Multistate models are an important statistical tool to understand disease trajectories and can provide clinically important measures of effect and effect differences(1). Multistate models can be used to describe patterns of multimorbidity using large-scale electronic health records and, through quantification of utilities associated with disease states (e.g. quality of life measures), the individual burden of multimorbidity can be estimated. Nevertheless, there are numerous computational and analytical challenges in this framework, with multiple comorbidities and disease pathways making multistate modelling demanding without model simplification.
This studentship will develop methods for multistate modelling in multimorbidity research, which will lead to:
- innovation in trajectory modelling and clustering of multimorbidity pathways.
- methodological advances that underpin new data science developments in large-scale longitudinal linked electronic health records, as being curated in the Health Data Research Hubs.
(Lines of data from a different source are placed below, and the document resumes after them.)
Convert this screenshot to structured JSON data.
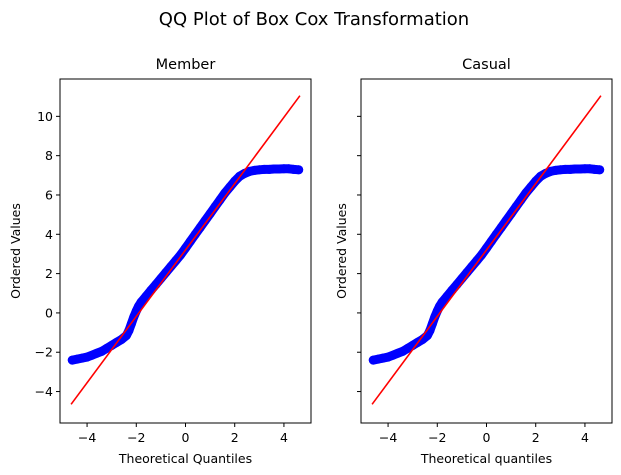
{
  "chart_data": {
    "suptitle": "QQ Plot of Box Cox Transformation",
    "sharey": true,
    "panels": [
      {
        "type": "scatter",
        "title": "Member",
        "xlabel": "Theoretical Quantiles",
        "ylabel": "Ordered Values",
        "xlim": [
          -5.1,
          5.1
        ],
        "ylim": [
          -5.6,
          11.9
        ],
        "xticks": [
          -4,
          -2,
          0,
          2,
          4
        ],
        "yticks": [
          -4,
          -2,
          0,
          2,
          4,
          6,
          8,
          10
        ],
        "show_ytick_labels": true,
        "series": [
          {
            "kind": "points",
            "color": "#0000ff",
            "x": [
              -4.6,
              -4.4,
              -4.2,
              -4.0,
              -3.8,
              -3.6,
              -3.4,
              -3.2,
              -3.0,
              -2.8,
              -2.6,
              -2.4,
              -2.3,
              -2.2,
              -2.1,
              -2.0,
              -1.9,
              -1.8,
              -1.6,
              -1.4,
              -1.2,
              -1.0,
              -0.8,
              -0.6,
              -0.4,
              -0.2,
              0.0,
              0.2,
              0.4,
              0.6,
              0.8,
              1.0,
              1.2,
              1.4,
              1.6,
              1.8,
              2.0,
              2.2,
              2.4,
              2.6,
              2.8,
              3.0,
              3.2,
              3.4,
              3.6,
              3.8,
              4.0,
              4.2,
              4.4,
              4.6
            ],
            "y": [
              -2.4,
              -2.35,
              -2.3,
              -2.25,
              -2.15,
              -2.05,
              -1.95,
              -1.8,
              -1.65,
              -1.5,
              -1.35,
              -1.15,
              -0.9,
              -0.55,
              -0.2,
              0.1,
              0.35,
              0.55,
              0.85,
              1.15,
              1.45,
              1.75,
              2.05,
              2.35,
              2.65,
              2.95,
              3.3,
              3.65,
              4.0,
              4.35,
              4.7,
              5.05,
              5.4,
              5.75,
              6.1,
              6.4,
              6.7,
              6.95,
              7.1,
              7.2,
              7.25,
              7.28,
              7.3,
              7.3,
              7.32,
              7.32,
              7.33,
              7.33,
              7.3,
              7.28
            ]
          },
          {
            "kind": "fit_line",
            "color": "#ff0000",
            "x": [
              -4.65,
              4.65
            ],
            "y": [
              -4.65,
              11.05
            ]
          }
        ]
      },
      {
        "type": "scatter",
        "title": "Casual",
        "xlabel": "Theoretical quantiles",
        "ylabel": "Ordered Values",
        "xlim": [
          -5.1,
          5.1
        ],
        "ylim": [
          -5.6,
          11.9
        ],
        "xticks": [
          -4,
          -2,
          0,
          2,
          4
        ],
        "yticks": [
          -4,
          -2,
          0,
          2,
          4,
          6,
          8,
          10
        ],
        "show_ytick_labels": false,
        "series": [
          {
            "kind": "points",
            "color": "#0000ff",
            "x": [
              -4.6,
              -4.4,
              -4.2,
              -4.0,
              -3.8,
              -3.6,
              -3.4,
              -3.2,
              -3.0,
              -2.8,
              -2.6,
              -2.4,
              -2.3,
              -2.2,
              -2.1,
              -2.0,
              -1.9,
              -1.8,
              -1.6,
              -1.4,
              -1.2,
              -1.0,
              -0.8,
              -0.6,
              -0.4,
              -0.2,
              0.0,
              0.2,
              0.4,
              0.6,
              0.8,
              1.0,
              1.2,
              1.4,
              1.6,
              1.8,
              2.0,
              2.2,
              2.4,
              2.6,
              2.8,
              3.0,
              3.2,
              3.4,
              3.6,
              3.8,
              4.0,
              4.2,
              4.4,
              4.6
            ],
            "y": [
              -2.4,
              -2.35,
              -2.3,
              -2.25,
              -2.15,
              -2.05,
              -1.95,
              -1.8,
              -1.65,
              -1.5,
              -1.35,
              -1.15,
              -0.9,
              -0.55,
              -0.2,
              0.1,
              0.35,
              0.55,
              0.85,
              1.15,
              1.45,
              1.75,
              2.05,
              2.35,
              2.65,
              2.95,
              3.3,
              3.65,
              4.0,
              4.35,
              4.7,
              5.05,
              5.4,
              5.75,
              6.1,
              6.4,
              6.7,
              6.95,
              7.1,
              7.2,
              7.25,
              7.28,
              7.3,
              7.3,
              7.32,
              7.32,
              7.33,
              7.33,
              7.3,
              7.28
            ]
          },
          {
            "kind": "fit_line",
            "color": "#ff0000",
            "x": [
              -4.65,
              4.65
            ],
            "y": [
              -4.65,
              11.05
            ]
          }
        ]
      }
    ]
  }
}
The project will consider two important aspects in the developments of multistate models in multimorbidity research. Firstly, the development of models for complex disease trajectories, including approaches to relax the Markov assumption, including multiple time-scales in derivation of rates and incorporation of recurrent events. Secondly, the project will investigate efficient post-estimation simulation-based techniques to estimate clinically useful measures of effects and effect differences, such as disability- or quality-adjusted life-years and their contrasts. These measures are commonly calculated in health technology assessments using Discrete Event Simulation (DES) of multistate models (2). Variance reduction techniques such as cloning and antithetic sampling will be investigated to allow efficient estimation of incremental effects between two or more groups of interest.
These techniques will be applied to the investigation of cardiovascular and non-cardiovascular outcomes following a cancer diagnosis, utilising national data from the Virtual Cardio-Oncology Research Initiative (VICORI) (3). The student will develop user-friendly open-source software to encourage reproducible research and enable the methods to be utilized across health data research.
1. Crowther MJ, Lambert PC. Parametric multistate survival models: Flexible modelling allowing transition-specific distributions with application to estimating clinically useful measures of effect differences. Stat Med. 2017 Dec 20;36(29):4719–42.
2. Davis S, Stevenson M, Tappenden P, Wailoo A. NICE DSU Technical Support Document 15: Cost-effectiveness modelling using patient-level simulation. 2014 Apr;62.
3. Sweeting MJ, Oliver-Williams C, Teece L, Welch CA, De Belder MA, Coles B, et al. Data Resource Profile: The Virtual Cardio-Oncology Research Initiative (VICORI) linking national English cancer registration and cardiovascular audits. International Journal of Epidemiology. Accepted for publication.